POLICY REVIEW: REPUBLIC OF GUINEA
12 and 14 October 2005
Concluding remarks by the Chairperson
> Press release: Improved trade regime but good governance and trade diversification remain major challenges
This second Trade Policy Review of the Republic of Guinea has given us
the opportunity to analyse the country's economic and trade
development over the past six years and to acquire a better
understanding of the serious challenges involved. The delegation of
Guinea, headed by H.E. Mrs Hadja Djènè Saran Camara, Minister of
Trade, Industry and the SMEs, was extremely helpful in this respect. I
would also like to thank Mr Farhane for his very positive
contribution, and all of the Member countries that contributed to the
success of this Review.
Given the difficult economic, social, and regional context that the country has had to contend with, Members commended Guinea for its effort to strengthen its legal and regulatory framework, and for its poverty reduction policy. The new monetary and fiscal policies should help to control inflation and restore the macroeconomic stability needed to revive growth and to secure the support of the international community. Members also took note of Guinea's exchange rate liberalization. Certain speakers stressed that a new law on corruption should contribute to improving governance which, we must remember, remains a major challenge.

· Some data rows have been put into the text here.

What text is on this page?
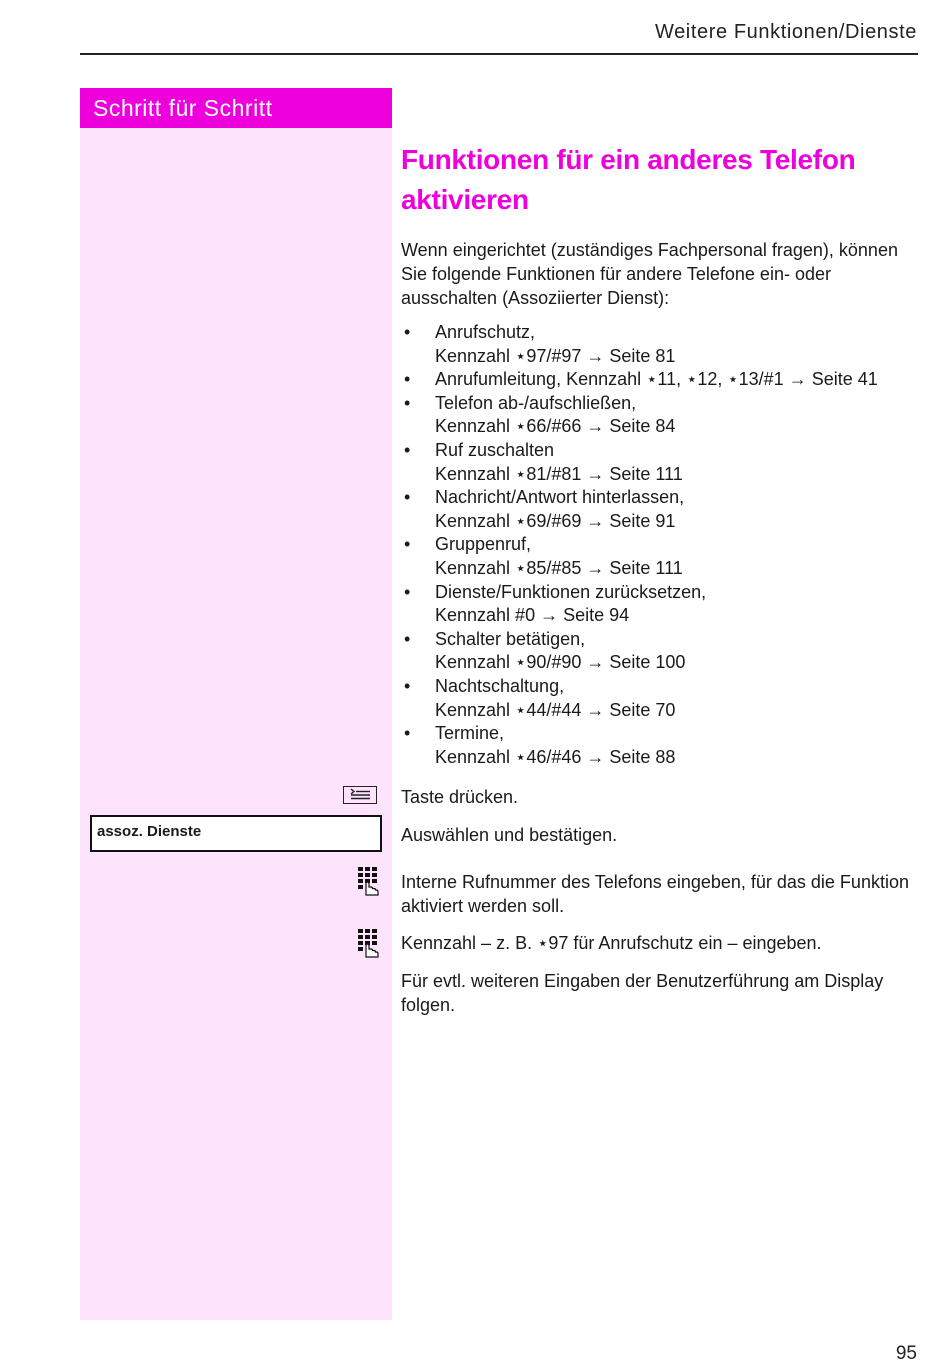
Weitere Funktionen/Dienste
Schritt für Schritt
Funktionen für ein anderes Telefon aktivieren

Wenn eingerichtet (zuständiges Fachpersonal fragen), können Sie folgende Funktionen für andere Telefone ein- oder ausschalten (Assoziierter Dienst):

• Anrufschutz,
Kennzahl ⋆97/#97 → Seite 81
• Anrufumleitung, Kennzahl ⋆11, ⋆12, ⋆13/#1 → Seite 41
• Telefon ab-/aufschließen,
Kennzahl ⋆66/#66 → Seite 84
• Ruf zuschalten
Kennzahl ⋆81/#81 → Seite 111
• Nachricht/Antwort hinterlassen,
Kennzahl ⋆69/#69 → Seite 91
• Gruppenruf,
Kennzahl ⋆85/#85 → Seite 111
• Dienste/Funktionen zurücksetzen,
Kennzahl #0 → Seite 94
• Schalter betätigen,
Kennzahl ⋆90/#90 → Seite 100
• Nachtschaltung,
Kennzahl ⋆44/#44 → Seite 70
• Termine,
Kennzahl ⋆46/#46 → Seite 88

Taste drücken.

assoz. Dienste	Auswählen und bestätigen.

Interne Rufnummer des Telefons eingeben, für das die Funktion aktiviert werden soll.

Kennzahl – z. B. ⋆97 für Anrufschutz ein – eingeben.

Für evtl. weiteren Eingaben der Benutzerführung am Display folgen.

95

In the trade regulation area, Members appreciated the reforms leading to the unification of customs levies and to the elimination of preshipment inspection procedures, as well as the efforts to improve transparency in government procurement. However, many of the applied duties exceed the bound rates, and tariff exemptions are common in certain sectors. Several participants enquired about the implementation of the Customs Valuation Agreement, while others asked how Guinea intended to combat the massive imports of pirated goods.
At the sectoral level, Members stressed Guinea's wealth in natural resources and its economic potential, observing that several sectors, such as agriculture, mining, tourism, and transport, could contribute to the country's economic growth. They encouraged Guinea to take on further commitments within the WTO, if only to make its legislative framework more predictable, thereby attracting investment.
Members welcomed the replies given by the delegation of Guinea and looked forward with interest to receiving further information. Many of them pointed to the importance of providing Guinea with technical, financial and material support.
In conclusion, this meeting has enabled Members to express their support for Guinea in the face of difficult economic and social circumstances. Our discussions have convinced us that Guinea is sticking courageously to the path of reform, aware that an open and transparent trade framework is the best way of boosting trade and hence supporting sustainable economic growth. I fully associate myself with Members in encouraging Guinea to pursue its macroeconomic and trade reforms, and I urge Members to support Guinea in this effort by guaranteeing both assistance and improved access to their markets for its products and its service suppliers.